To the Editor
Reading your article about Jennifer Pharr Davis — the hiker who went roughly 37.5 miles a day to be the fastest woman to complete a speed thru-hike of the Appalachian Trail — reminded me of something I learned on the trail years ago.
I too thru-hiked the AT when I was 20 years old, and I too found the feeling of moving quickly through the woods and communing with nature to be exciting, invigorating and addictive. I only hiked a 40-mile day once, in Maryland, but often hiked 25 or more miles a day, from dawn to dusk. You see, someone close to me had recently committed suicide, and I wanted to physically get the pain of it out of my system. I met some other “speed hikers” on the trail, and the young ones (in their 20s) all struck me as similarly disturbed. Most of them were running away from something (college, career, family, bad relationships), and using a mostly healthy and admirable hobby to do so.
Today when I meet people who want to hike the AT or other long-distance trails, I try to offer them the simple wisdom that my husband showed me when I met him thru-hiking the AT the year after me — slow down, take it easy, and enjoy yourself.

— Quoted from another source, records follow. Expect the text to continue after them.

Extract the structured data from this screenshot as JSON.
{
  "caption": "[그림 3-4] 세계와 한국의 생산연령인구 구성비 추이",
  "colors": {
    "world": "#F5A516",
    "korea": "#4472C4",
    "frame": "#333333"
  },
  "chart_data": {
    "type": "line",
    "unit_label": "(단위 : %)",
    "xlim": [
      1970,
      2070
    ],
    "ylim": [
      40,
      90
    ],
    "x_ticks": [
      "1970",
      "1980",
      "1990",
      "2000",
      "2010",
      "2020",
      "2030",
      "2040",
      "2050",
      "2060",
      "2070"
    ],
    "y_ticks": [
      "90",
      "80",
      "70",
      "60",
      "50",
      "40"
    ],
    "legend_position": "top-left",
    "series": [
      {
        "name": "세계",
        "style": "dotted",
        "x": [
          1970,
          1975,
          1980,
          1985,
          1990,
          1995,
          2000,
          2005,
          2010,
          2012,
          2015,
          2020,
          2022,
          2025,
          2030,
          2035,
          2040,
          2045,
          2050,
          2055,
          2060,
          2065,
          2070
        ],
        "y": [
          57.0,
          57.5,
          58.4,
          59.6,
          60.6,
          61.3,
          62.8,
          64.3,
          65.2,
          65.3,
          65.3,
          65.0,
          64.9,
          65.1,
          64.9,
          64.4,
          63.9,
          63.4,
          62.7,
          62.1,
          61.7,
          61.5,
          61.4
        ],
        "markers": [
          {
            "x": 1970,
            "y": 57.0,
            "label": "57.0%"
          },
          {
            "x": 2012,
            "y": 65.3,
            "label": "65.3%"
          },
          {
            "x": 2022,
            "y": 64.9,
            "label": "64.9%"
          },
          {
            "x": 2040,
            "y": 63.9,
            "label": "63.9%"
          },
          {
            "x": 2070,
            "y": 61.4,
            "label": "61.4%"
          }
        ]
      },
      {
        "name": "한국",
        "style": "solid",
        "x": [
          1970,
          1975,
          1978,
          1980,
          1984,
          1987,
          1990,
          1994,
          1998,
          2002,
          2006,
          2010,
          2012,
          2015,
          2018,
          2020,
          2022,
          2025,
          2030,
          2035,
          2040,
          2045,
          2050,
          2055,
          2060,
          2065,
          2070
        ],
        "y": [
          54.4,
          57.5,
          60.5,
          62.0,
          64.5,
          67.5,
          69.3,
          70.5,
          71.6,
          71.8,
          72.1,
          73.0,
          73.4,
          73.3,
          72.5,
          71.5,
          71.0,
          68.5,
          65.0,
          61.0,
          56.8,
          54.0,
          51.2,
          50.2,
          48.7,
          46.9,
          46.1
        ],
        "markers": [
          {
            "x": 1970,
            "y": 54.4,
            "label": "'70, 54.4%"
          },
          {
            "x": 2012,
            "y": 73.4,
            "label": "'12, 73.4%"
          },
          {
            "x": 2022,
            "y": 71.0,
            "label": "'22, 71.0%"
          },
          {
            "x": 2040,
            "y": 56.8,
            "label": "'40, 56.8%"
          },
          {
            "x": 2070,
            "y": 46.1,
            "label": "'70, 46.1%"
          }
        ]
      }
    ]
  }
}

I’m now a parent and have many responsibilities. I wish I could jump back on the trail, but I’ll have to wait for some years before that is feasible again.
Ms. Davis seems like a lovely person, and I commend her for her achievement, but I also hope that The Smoky Mountain News will sometime do a story on one of the section hikers who has taken the longest amount of time to hike the whole AT. I’m sure that their observations over their years of hiking would amount to an even more compelling and inspirational reason for us all to get hiking.